Friday, June 17, 2011

And So The Killing Of Our Country Continues

I just read Mish's column today and noted that he reports that 700 K Mart "appliance specialists" will be laid off. Apparently the rest of the "staff" will be trained in appliance talk and it should make it soooo much easier for customers to checkout at any register. The end of the world? No. Typical? Yes. Mish also further reports that their will be an 800 number to call if one needs further assistance with appliances. He further notes that the "employees" at the other end of the phone will probably be from India. You see this is a problem.

My non PC friend, of whom I have spoken before, does not deal with foreign customer service reps gladly. When confronted with the situation he will demand to "speak to an American." The fact that this is often impossible does not deter him from being rude and obnoxious. Good for him. I am a bit more mellow and usually don't get in a twist about such, but it does irritate me that our corporations have been allowed to rip off the American worker with such underhanded tactics. I personally feel that if a company is headquartered in the USA and sells products and services here then they ought to employ Americans in all aspects from manufacturing on to customer service. It should be mandatory. This outsourcing is killing us.

It is treason frankly.

H/T globaleconomicanalysis.blogspot.com

2 comments:

Jayhawk said...

It's called "shitting in their own nest."
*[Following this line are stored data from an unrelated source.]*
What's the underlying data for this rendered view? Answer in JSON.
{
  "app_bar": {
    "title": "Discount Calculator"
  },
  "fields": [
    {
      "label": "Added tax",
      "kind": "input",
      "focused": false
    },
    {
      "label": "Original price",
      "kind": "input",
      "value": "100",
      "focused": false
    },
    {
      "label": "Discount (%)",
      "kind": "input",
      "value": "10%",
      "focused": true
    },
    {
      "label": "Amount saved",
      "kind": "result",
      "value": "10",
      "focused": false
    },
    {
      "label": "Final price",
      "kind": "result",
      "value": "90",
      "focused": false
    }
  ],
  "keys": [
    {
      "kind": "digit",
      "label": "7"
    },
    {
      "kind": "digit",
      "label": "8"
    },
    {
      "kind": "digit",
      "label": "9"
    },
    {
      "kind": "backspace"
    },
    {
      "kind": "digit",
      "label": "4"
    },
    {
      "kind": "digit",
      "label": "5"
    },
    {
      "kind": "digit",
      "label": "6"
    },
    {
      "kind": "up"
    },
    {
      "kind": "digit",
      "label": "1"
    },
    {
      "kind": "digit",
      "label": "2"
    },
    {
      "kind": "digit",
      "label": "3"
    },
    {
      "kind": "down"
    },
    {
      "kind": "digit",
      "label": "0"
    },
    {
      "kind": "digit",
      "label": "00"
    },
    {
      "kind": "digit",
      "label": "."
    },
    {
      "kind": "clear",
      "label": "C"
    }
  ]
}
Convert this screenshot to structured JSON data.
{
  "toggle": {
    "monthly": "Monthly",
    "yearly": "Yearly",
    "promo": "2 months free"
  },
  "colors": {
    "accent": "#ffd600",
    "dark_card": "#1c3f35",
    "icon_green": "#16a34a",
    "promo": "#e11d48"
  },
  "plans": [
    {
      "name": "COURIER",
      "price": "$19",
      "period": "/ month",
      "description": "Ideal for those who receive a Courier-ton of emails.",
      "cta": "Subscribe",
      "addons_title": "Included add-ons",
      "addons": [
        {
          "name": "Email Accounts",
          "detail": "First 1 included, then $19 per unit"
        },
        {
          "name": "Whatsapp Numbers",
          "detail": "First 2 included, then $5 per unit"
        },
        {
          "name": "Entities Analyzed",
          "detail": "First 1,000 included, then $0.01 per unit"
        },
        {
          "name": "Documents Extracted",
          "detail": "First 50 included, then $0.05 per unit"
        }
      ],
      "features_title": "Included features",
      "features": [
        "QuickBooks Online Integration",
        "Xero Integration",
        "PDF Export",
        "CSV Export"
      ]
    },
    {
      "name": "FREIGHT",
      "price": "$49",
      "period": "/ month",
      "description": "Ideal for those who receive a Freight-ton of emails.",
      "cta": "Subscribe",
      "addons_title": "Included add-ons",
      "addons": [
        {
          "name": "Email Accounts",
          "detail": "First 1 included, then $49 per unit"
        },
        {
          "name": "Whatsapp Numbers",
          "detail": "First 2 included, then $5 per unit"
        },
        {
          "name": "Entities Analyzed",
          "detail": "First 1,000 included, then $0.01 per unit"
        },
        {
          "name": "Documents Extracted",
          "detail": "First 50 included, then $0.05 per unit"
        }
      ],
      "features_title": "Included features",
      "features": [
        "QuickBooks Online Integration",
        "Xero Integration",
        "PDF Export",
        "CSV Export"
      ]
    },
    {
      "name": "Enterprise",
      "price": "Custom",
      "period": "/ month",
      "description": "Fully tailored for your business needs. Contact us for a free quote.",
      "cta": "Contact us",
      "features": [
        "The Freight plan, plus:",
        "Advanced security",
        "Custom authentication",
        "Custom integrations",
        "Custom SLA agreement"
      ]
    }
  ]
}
By making products overseas with cheaper labor and selling those products here, companies create a society which consumes but does not produce. That is a society whose very fabric has been ripped apart. Consumption without production creates an economy based on debt, and debt has a limit.

Production is unlimited in its ability to grow with a population, debt is not. Debt hit the wall in 2008. We reached the point at which we had accumulated more debt than could be repaid, and the economy crashed.

The cause was not housing, the cause was not the "mistakes on Wall Street," the cause was not government spending. The cause was that companies taking production out of our economy broke the fabric of our society.

bartendercabbie said...

I agree. When we produce nothing we become nothing. We are headed that way.